“I’m Doing This For Me,” and Other Things Artists Forget

Okay, as cheesy and great as that title would be for a longer article, or even a blowhard self-help book by artists for artists (sign me up), this is just a snippet of what I’ve been thinking about lately that falls under this title’s message.

A conversation with a friend recently made me realize something simple that I forgot. Sometimes doing a project isn’t for anyone but yourself.

At some unfortunate and tragic moment in life it seems that creative people stop having fun and exploring their craft and mostly focus on how it’s going to appeal to people, and how they are going to market what they create.

So instead of artists discovering new styles or just sitting down after a long day and having fun with the thing that has made them feel special since they were young, their minds immediately think of their creativity as work.
And for the most part…that’s the opposite of growth.

Speaking for myself, this is exactly where I am right now. When I was in college taking creative writing classes, I would play around with different story ideas and just write a story that I had fun thinking about. Sure it would need work, or it wasn’t the best thing I could turn out, but that’s just part of the learning experience! And at the end of the day I still had this piece of work that I created and valued on a personal level.
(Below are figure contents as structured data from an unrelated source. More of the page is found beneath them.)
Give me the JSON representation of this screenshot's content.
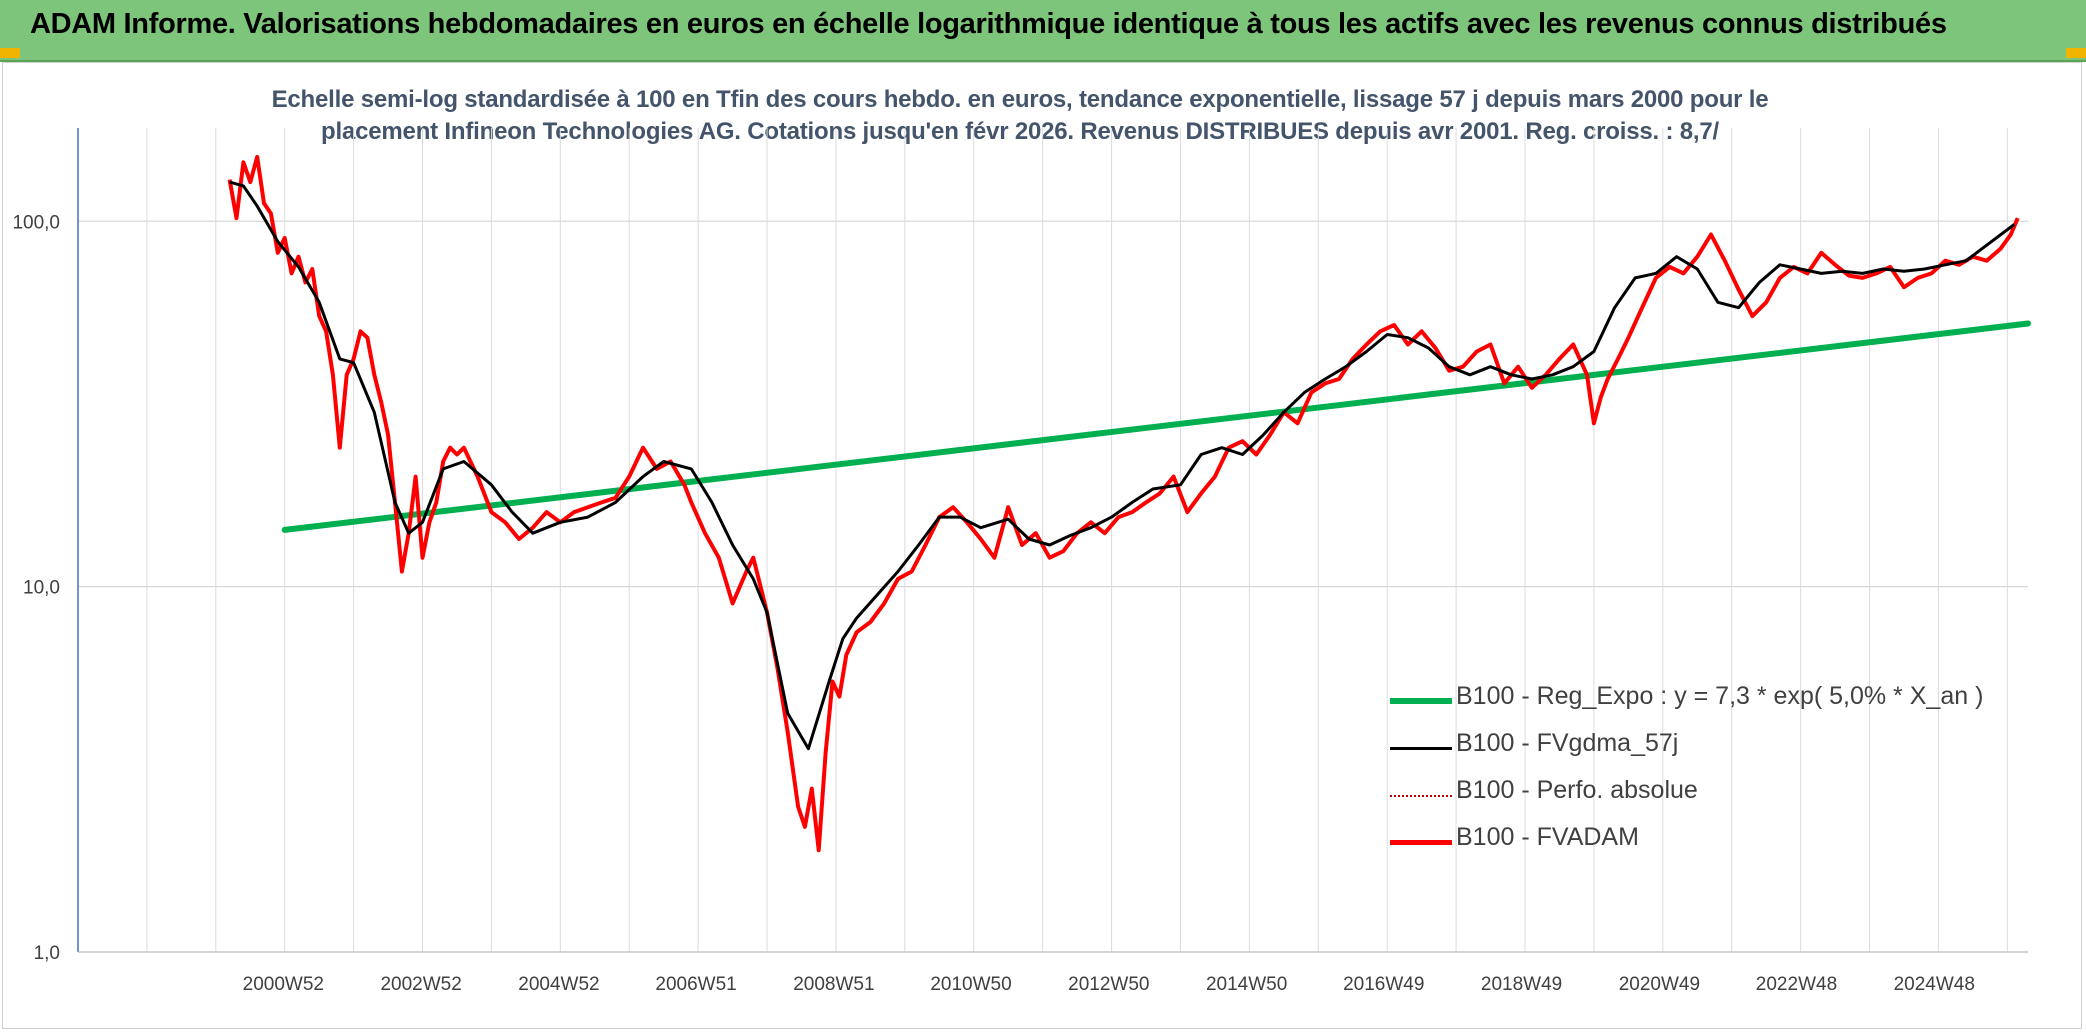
{
  "header": {
    "title": "ADAM Informe. Valorisations hebdomadaires en euros en échelle logarithmique identique à tous les actifs avec les revenus connus distribués"
  },
  "subtitle": {
    "line1": "Echelle semi-log standardisée à 100 en Tfin des cours hebdo. en euros, tendance exponentielle, lissage 57 j depuis mars 2000 pour le",
    "line2": "placement Infineon Technologies AG. Cotations jusqu'en févr 2026. Revenus DISTRIBUES depuis avr 2001. Reg. croiss. : 8,7/"
  },
  "colors": {
    "banner": "#7dc57a",
    "reg_expo": "#00b050",
    "fvgdma": "#000000",
    "perfo": "#c00000",
    "fvadam": "#ff0000",
    "grid": "#d9d9d9",
    "axis": "#4472c4"
  },
  "chart_data": {
    "type": "line",
    "scale": "log",
    "ylim": [
      1,
      180
    ],
    "y_tick_labels": [
      "1,0",
      "10,0",
      "100,0"
    ],
    "x_range": [
      1998.0,
      2026.3
    ],
    "x_tick_labels": [
      "2000W52",
      "2002W52",
      "2004W52",
      "2006W51",
      "2008W51",
      "2010W50",
      "2012W50",
      "2014W50",
      "2016W49",
      "2018W49",
      "2020W49",
      "2022W48",
      "2024W48"
    ],
    "x_tick_years": [
      2000.98,
      2002.98,
      2004.98,
      2006.97,
      2008.97,
      2010.96,
      2012.96,
      2014.96,
      2016.95,
      2018.95,
      2020.95,
      2022.94,
      2024.94
    ],
    "legend_position": "bottom-right",
    "series": [
      {
        "name": "B100 - Reg_Expo : y = 7,3 * exp( 5,0% *  X_an )",
        "style": "trend",
        "x": [
          2001.0,
          2026.3
        ],
        "y": [
          14.3,
          52.5
        ]
      },
      {
        "name": "B100 - FVgdma_57j",
        "style": "smooth",
        "x": [
          2000.2,
          2000.4,
          2000.6,
          2000.9,
          2001.2,
          2001.5,
          2001.8,
          2002.0,
          2002.3,
          2002.6,
          2002.8,
          2003.0,
          2003.3,
          2003.6,
          2004.0,
          2004.3,
          2004.6,
          2005.0,
          2005.4,
          2005.8,
          2006.2,
          2006.5,
          2006.9,
          2007.2,
          2007.5,
          2007.8,
          2008.0,
          2008.3,
          2008.6,
          2008.9,
          2009.1,
          2009.3,
          2009.6,
          2009.9,
          2010.2,
          2010.5,
          2010.8,
          2011.1,
          2011.5,
          2011.8,
          2012.1,
          2012.4,
          2012.7,
          2013.0,
          2013.3,
          2013.6,
          2014.0,
          2014.3,
          2014.6,
          2014.9,
          2015.2,
          2015.5,
          2015.8,
          2016.1,
          2016.4,
          2016.7,
          2017.0,
          2017.3,
          2017.6,
          2017.9,
          2018.2,
          2018.5,
          2018.8,
          2019.1,
          2019.4,
          2019.7,
          2020.0,
          2020.3,
          2020.6,
          2020.9,
          2021.2,
          2021.5,
          2021.8,
          2022.1,
          2022.4,
          2022.7,
          2023.0,
          2023.3,
          2023.6,
          2023.9,
          2024.2,
          2024.5,
          2024.8,
          2025.1,
          2025.4,
          2025.7,
          2026.1
        ],
        "y": [
          128,
          125,
          110,
          88,
          75,
          60,
          42,
          41,
          30,
          17,
          14,
          15,
          21,
          22,
          19,
          16,
          14,
          15,
          15.5,
          17,
          20,
          22,
          21,
          17,
          13,
          10.5,
          8.5,
          4.5,
          3.6,
          5.5,
          7.2,
          8.2,
          9.5,
          11,
          13,
          15.5,
          15.5,
          14.5,
          15.3,
          13.5,
          13,
          13.8,
          14.5,
          15.5,
          17,
          18.5,
          19,
          23,
          24,
          23,
          26,
          30,
          34,
          37,
          40,
          44,
          49,
          48,
          45,
          40,
          38,
          40,
          38,
          37,
          38,
          40,
          44,
          58,
          70,
          72,
          80,
          74,
          60,
          58,
          68,
          76,
          74,
          72,
          73,
          72,
          74,
          73,
          74,
          76,
          78,
          86,
          98
        ]
      },
      {
        "name": "B100 - Perfo. absolue",
        "style": "dotted",
        "x": [],
        "y": []
      },
      {
        "name": "B100 - FVADAM",
        "style": "main",
        "x": [
          2000.2,
          2000.3,
          2000.4,
          2000.5,
          2000.6,
          2000.7,
          2000.8,
          2000.9,
          2001.0,
          2001.1,
          2001.2,
          2001.3,
          2001.4,
          2001.5,
          2001.6,
          2001.7,
          2001.8,
          2001.9,
          2002.0,
          2002.1,
          2002.2,
          2002.3,
          2002.4,
          2002.5,
          2002.6,
          2002.7,
          2002.8,
          2002.9,
          2003.0,
          2003.1,
          2003.2,
          2003.3,
          2003.4,
          2003.5,
          2003.6,
          2003.8,
          2004.0,
          2004.2,
          2004.4,
          2004.6,
          2004.8,
          2005.0,
          2005.2,
          2005.4,
          2005.6,
          2005.8,
          2006.0,
          2006.2,
          2006.4,
          2006.6,
          2006.8,
          2006.9,
          2007.1,
          2007.3,
          2007.5,
          2007.7,
          2007.8,
          2008.0,
          2008.15,
          2008.3,
          2008.45,
          2008.55,
          2008.65,
          2008.75,
          2008.85,
          2008.95,
          2009.05,
          2009.15,
          2009.3,
          2009.5,
          2009.7,
          2009.9,
          2010.1,
          2010.3,
          2010.5,
          2010.7,
          2010.9,
          2011.1,
          2011.3,
          2011.5,
          2011.7,
          2011.9,
          2012.1,
          2012.3,
          2012.5,
          2012.7,
          2012.9,
          2013.1,
          2013.3,
          2013.5,
          2013.7,
          2013.9,
          2014.1,
          2014.3,
          2014.5,
          2014.7,
          2014.9,
          2015.1,
          2015.3,
          2015.5,
          2015.7,
          2015.9,
          2016.1,
          2016.3,
          2016.5,
          2016.7,
          2016.9,
          2017.1,
          2017.3,
          2017.5,
          2017.7,
          2017.9,
          2018.1,
          2018.3,
          2018.5,
          2018.7,
          2018.9,
          2019.1,
          2019.3,
          2019.5,
          2019.7,
          2019.9,
          2020.0,
          2020.1,
          2020.2,
          2020.35,
          2020.5,
          2020.7,
          2020.9,
          2021.1,
          2021.3,
          2021.5,
          2021.7,
          2021.9,
          2022.1,
          2022.3,
          2022.5,
          2022.7,
          2022.9,
          2023.1,
          2023.3,
          2023.5,
          2023.7,
          2023.9,
          2024.1,
          2024.3,
          2024.5,
          2024.7,
          2024.9,
          2025.1,
          2025.3,
          2025.5,
          2025.7,
          2025.9,
          2026.05,
          2026.15
        ],
        "y": [
          130,
          102,
          145,
          128,
          150,
          112,
          105,
          82,
          90,
          72,
          80,
          68,
          74,
          55,
          50,
          38,
          24,
          38,
          42,
          50,
          48,
          38,
          32,
          26,
          17,
          11,
          14,
          20,
          12,
          15,
          17,
          22,
          24,
          23,
          24,
          20,
          16,
          15,
          13.5,
          14.5,
          16,
          15,
          16,
          16.5,
          17,
          17.5,
          20,
          24,
          21,
          22,
          19,
          17,
          14,
          12,
          9,
          11,
          12,
          8.5,
          6,
          4,
          2.5,
          2.2,
          2.8,
          1.9,
          3.5,
          5.5,
          5,
          6.5,
          7.5,
          8,
          9,
          10.5,
          11,
          13,
          15.5,
          16.5,
          15,
          13.5,
          12,
          16.5,
          13,
          14,
          12,
          12.5,
          14,
          15,
          14,
          15.5,
          16,
          17,
          18,
          20,
          16,
          18,
          20,
          24,
          25,
          23,
          26,
          30,
          28,
          34,
          36,
          37,
          42,
          46,
          50,
          52,
          46,
          50,
          45,
          39,
          40,
          44,
          46,
          36,
          40,
          35,
          38,
          42,
          46,
          38,
          28,
          33,
          37,
          42,
          48,
          58,
          70,
          75,
          72,
          80,
          92,
          78,
          65,
          55,
          60,
          70,
          75,
          72,
          82,
          76,
          71,
          70,
          72,
          75,
          66,
          70,
          72,
          78,
          76,
          80,
          78,
          84,
          92,
          102
        ]
      }
    ]
  }
}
Now, out of college and having not taken a creative writing class in a year or so, I feel stagnant. Creative writing has always been something that came naturally to me, but with the pressure of trying to be great (whatever that means), and appealing to people, and rounding out everything that I do so that it’ll be liked more, I lost my passion in the process.
And I know this feeling is felt by the entire spectrum of artists out there, especially young artists like me dreaming of getting their own break.

I guess what I’m trying to say is, it takes a lot of effort to push through creative funks and high, unobtainable goals, and yet artists have to reach that point anyhow. But it’s important to know when to step back and try a different goal for the time being. Level up, do a side quest, talk to everyone about anything. There are more goals out there than having people see your work and liking it. We forget that a lot.